Tuesday, September 18, 2012

Not-so-Overlooked Films: The Gunfighter (1950)

Sadlly, The Gunfighter is not about gunfighting. It's a about a gunfighter regretting the life he's led and losing everything he's ever wanted. And if that's not depressing enough, all the other characters are helping him regret, and helping him lose. It's what you might call an anti-gunfighter film.

The trouble is, the producers of this one were so intent on making a "grown up" western that they forgot what makes a western good. Despite the smoking six-guns depicted on the posters, this one has almost no shooting, dang little action, and not a lick of fun. Gregory Peck spends most of his screen time fretting and regretting in a near-empty saloon. And just to prove how grown up the film is, it delivers a totally predictable downbeat ending.

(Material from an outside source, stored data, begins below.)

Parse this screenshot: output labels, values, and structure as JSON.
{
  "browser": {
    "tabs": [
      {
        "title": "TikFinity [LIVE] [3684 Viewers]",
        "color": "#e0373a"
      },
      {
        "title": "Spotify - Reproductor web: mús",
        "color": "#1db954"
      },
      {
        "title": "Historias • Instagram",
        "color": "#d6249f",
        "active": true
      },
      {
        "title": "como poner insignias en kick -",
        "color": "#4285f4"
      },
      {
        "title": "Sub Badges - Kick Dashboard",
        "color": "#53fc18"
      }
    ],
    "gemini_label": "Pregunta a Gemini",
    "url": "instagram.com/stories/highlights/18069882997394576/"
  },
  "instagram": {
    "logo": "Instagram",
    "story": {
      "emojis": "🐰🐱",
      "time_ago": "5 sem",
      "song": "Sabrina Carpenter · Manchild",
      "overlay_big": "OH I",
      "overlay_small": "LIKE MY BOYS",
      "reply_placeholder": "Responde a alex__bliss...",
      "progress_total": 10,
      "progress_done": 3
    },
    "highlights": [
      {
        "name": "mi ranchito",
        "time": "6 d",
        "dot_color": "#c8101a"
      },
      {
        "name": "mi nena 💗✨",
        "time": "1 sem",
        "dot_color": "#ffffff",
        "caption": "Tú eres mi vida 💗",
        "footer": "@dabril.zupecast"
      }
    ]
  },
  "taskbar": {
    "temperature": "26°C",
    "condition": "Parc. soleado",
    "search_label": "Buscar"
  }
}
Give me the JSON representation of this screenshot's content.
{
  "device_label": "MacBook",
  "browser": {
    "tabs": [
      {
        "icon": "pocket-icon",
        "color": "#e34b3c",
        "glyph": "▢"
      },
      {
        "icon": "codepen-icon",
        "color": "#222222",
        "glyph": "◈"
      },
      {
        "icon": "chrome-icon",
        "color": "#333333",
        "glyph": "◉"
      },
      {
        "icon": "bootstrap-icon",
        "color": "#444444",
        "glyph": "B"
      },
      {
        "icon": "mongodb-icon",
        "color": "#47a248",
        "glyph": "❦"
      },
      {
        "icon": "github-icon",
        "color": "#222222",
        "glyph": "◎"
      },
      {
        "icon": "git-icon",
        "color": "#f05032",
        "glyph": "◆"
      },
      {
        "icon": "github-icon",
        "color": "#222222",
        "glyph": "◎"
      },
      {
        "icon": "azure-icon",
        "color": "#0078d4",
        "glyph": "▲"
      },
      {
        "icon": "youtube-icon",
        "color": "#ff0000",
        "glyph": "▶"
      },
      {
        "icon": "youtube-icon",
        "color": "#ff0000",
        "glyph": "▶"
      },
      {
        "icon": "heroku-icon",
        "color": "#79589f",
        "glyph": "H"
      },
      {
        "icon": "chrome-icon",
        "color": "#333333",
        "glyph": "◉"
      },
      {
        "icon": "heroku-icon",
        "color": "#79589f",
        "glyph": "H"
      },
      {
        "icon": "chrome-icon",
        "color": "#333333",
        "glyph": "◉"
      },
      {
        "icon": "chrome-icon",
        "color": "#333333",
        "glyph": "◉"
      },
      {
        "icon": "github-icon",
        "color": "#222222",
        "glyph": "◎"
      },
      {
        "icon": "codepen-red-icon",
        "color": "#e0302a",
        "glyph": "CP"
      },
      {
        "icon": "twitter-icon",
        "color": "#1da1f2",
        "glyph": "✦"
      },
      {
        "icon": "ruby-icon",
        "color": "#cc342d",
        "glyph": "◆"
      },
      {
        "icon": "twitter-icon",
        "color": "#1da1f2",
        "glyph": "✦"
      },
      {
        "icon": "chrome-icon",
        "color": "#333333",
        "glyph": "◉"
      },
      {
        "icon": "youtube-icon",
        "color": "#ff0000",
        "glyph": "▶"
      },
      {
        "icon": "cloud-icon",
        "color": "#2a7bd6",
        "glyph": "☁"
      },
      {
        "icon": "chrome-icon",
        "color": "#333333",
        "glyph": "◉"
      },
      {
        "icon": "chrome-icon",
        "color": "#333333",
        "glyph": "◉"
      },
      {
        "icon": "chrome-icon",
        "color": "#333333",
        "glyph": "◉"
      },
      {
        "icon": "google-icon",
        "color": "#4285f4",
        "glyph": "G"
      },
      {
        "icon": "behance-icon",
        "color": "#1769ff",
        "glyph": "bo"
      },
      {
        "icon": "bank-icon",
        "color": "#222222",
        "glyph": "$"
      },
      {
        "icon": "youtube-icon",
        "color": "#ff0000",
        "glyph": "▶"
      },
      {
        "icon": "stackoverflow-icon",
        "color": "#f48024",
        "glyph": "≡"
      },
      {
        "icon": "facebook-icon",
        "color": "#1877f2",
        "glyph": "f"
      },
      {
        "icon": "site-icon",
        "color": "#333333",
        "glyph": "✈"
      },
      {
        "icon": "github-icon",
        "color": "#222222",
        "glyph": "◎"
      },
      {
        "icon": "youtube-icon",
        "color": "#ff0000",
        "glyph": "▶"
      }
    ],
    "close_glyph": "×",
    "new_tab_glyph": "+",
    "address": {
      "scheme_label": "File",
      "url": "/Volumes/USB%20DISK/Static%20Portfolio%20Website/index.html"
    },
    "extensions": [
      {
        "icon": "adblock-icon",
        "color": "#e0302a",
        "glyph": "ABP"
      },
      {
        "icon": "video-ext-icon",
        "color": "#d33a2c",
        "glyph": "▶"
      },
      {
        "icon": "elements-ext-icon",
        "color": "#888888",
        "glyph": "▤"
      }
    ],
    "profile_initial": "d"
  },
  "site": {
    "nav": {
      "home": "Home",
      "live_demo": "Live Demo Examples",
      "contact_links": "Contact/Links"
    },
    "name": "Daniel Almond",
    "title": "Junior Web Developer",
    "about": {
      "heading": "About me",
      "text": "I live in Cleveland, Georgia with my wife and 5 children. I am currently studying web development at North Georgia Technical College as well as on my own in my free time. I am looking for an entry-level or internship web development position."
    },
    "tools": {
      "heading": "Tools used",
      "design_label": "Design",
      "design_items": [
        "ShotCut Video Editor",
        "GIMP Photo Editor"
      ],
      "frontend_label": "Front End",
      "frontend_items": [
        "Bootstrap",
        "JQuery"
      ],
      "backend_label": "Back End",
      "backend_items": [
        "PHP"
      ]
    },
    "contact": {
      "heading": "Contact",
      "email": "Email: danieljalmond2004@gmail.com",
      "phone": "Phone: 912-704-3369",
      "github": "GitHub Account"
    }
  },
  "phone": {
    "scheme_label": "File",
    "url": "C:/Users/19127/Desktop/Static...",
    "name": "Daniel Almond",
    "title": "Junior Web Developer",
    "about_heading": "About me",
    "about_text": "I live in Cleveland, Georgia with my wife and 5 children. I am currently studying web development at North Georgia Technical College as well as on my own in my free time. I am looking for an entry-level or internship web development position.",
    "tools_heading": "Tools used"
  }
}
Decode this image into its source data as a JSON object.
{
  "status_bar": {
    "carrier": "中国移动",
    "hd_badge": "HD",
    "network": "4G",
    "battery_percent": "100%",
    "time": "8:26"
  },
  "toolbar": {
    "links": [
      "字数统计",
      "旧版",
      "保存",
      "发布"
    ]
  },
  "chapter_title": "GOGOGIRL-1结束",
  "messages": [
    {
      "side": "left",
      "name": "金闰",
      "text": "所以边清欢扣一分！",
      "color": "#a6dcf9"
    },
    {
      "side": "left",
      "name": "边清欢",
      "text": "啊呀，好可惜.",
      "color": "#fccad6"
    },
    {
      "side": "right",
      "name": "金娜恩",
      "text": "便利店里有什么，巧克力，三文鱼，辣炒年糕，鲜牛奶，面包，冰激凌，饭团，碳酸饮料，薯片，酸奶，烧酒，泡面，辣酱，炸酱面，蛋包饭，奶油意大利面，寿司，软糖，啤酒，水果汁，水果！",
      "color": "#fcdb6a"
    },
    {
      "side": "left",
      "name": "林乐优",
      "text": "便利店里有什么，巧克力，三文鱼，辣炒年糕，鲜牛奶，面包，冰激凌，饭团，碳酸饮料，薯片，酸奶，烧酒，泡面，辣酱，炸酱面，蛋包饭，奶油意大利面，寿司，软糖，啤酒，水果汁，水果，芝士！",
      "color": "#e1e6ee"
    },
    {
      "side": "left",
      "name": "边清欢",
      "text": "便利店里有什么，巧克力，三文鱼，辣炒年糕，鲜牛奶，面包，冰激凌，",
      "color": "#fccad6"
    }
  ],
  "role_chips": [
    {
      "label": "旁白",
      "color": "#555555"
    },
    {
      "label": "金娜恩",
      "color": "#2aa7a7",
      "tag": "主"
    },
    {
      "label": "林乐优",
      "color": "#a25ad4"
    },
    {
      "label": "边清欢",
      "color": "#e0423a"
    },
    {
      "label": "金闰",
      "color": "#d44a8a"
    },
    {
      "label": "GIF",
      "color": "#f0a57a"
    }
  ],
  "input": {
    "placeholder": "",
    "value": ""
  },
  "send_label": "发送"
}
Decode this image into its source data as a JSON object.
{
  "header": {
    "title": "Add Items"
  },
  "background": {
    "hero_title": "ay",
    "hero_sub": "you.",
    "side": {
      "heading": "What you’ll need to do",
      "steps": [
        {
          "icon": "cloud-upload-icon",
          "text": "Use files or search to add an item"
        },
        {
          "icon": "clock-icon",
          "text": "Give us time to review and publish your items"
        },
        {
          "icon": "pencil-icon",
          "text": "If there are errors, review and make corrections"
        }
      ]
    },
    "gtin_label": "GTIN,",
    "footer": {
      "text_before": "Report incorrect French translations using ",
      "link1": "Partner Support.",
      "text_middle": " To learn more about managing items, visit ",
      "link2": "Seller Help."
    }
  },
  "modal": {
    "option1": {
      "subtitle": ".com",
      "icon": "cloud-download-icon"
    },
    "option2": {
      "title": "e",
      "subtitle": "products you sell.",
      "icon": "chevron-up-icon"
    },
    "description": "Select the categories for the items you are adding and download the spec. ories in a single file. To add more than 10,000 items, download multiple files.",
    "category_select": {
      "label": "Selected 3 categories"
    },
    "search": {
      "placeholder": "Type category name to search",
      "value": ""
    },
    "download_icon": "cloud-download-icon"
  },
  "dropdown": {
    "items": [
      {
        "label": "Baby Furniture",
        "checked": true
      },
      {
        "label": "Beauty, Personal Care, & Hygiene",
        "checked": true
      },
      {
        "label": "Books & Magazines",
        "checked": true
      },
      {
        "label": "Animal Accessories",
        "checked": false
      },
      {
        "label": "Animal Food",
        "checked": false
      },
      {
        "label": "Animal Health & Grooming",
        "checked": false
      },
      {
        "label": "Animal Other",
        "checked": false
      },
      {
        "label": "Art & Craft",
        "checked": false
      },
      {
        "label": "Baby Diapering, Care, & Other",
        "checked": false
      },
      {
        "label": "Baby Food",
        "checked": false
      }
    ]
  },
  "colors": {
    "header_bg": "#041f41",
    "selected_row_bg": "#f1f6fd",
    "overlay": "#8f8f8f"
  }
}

I ain't saying grown-up themes or emotions are bad, even in westerns, but they're a lot easier to take when balanced with a little raucous humor and gratuitous violence. If this is an "A" western, I'll take a "B" every time.

Punk Kid #1 challenges Gunfighter. 

Punk Kid #1 bites the dust. (Yeah, this is the same scene, but the lobby cards for the rerelease were colorized differently than the originals.)

Punk Kid #1's brothers come looking for trouble.

In the next town, Gunfighter discovers an old pal packing a star.

An ex-father tries to bushwhack Gunfighter, believing G killed his son. 

Ex-Father is invited to cool his heels.

Punk Kid #2 tries (and fails) to pick a fight.

Ex-girlfriend declines G's invitation to visit South America.

The downbeat denouement.

More Overlooked Films await you at SWEET FREEDOM. 


Cap'n Bob said...

The movie tanked. Peck said he researched gunfighters and noticed most of them had mustaches, so he grew one. It didn't appeal to his female fans, who stayed away in droves. years later the producer met Peck and said something likie, "You son-of-a-bitch, that mustache of yours cost me a million dollars."

Sergio (Tipping My Fedora) said...

I'm quite partial to this one, if nothign else because it sombre tone and careful handling makes it feel, tonally, so different from many a B oater. Always surprised me that Peck made as many Westerns as he did since it didn't really seem to chime with his urban persona, which may be why THE BIG COUNTRY, in which he plays an outsider, is for me the best of them.

Mike Britt said...

I saw this movie in the theater back in 1950 and the only thing that I remember about it was that it was a great disappointment to a seven year old boy who was used to double features that included a Roy Rogers and a Bowery Boys, a cartoon and a Three Stooges short. It often plays on the "Westerns" cable channel and I have avoided because of my memories of it...maybe I am finally mature enough to watch and enjoy it now.

Evan Lewis said...

I'm plenty old enough to be mature, but I guess it didn't take.

Fred Blosser said...

They did one thing right: It's hard to beat Richard Jaeckel and Skip Homeier as blowhard punks.

Anonymous said...

The movie tanked at the box office, but, oddly, the premise was copied by other movies and TV shows: The Fastest Gun Alive and The Last Challenge, both with Glenn Ford, and episodes of Gunsmoke, Bonanza, and Rawhide (guest starring, respectively, Steve Forrest, Robert Culp, and James Gregory). Some of those did add more action and/or happy endings, though. Peck's historically accurate mustache seems to have been box office poison at the time, but it did not seem to hurt Sam Elliot and Tom Selleck years later.

Ron Scheer said...

The mustache aversion in the 1950s I've heard attributed to the bad rep Joe Stalin was giving it. And Hitler before that...I like this film, partly because it makes for a change from all that the title leads you to expect. Of course, I didn't see it as a kid and would probably have been bored to death by it when I was nine.

Lexman said...

I watched this a while ago when i was in my teens and loved it a lot, haven't seen it since, thanks for the great pictures and posters!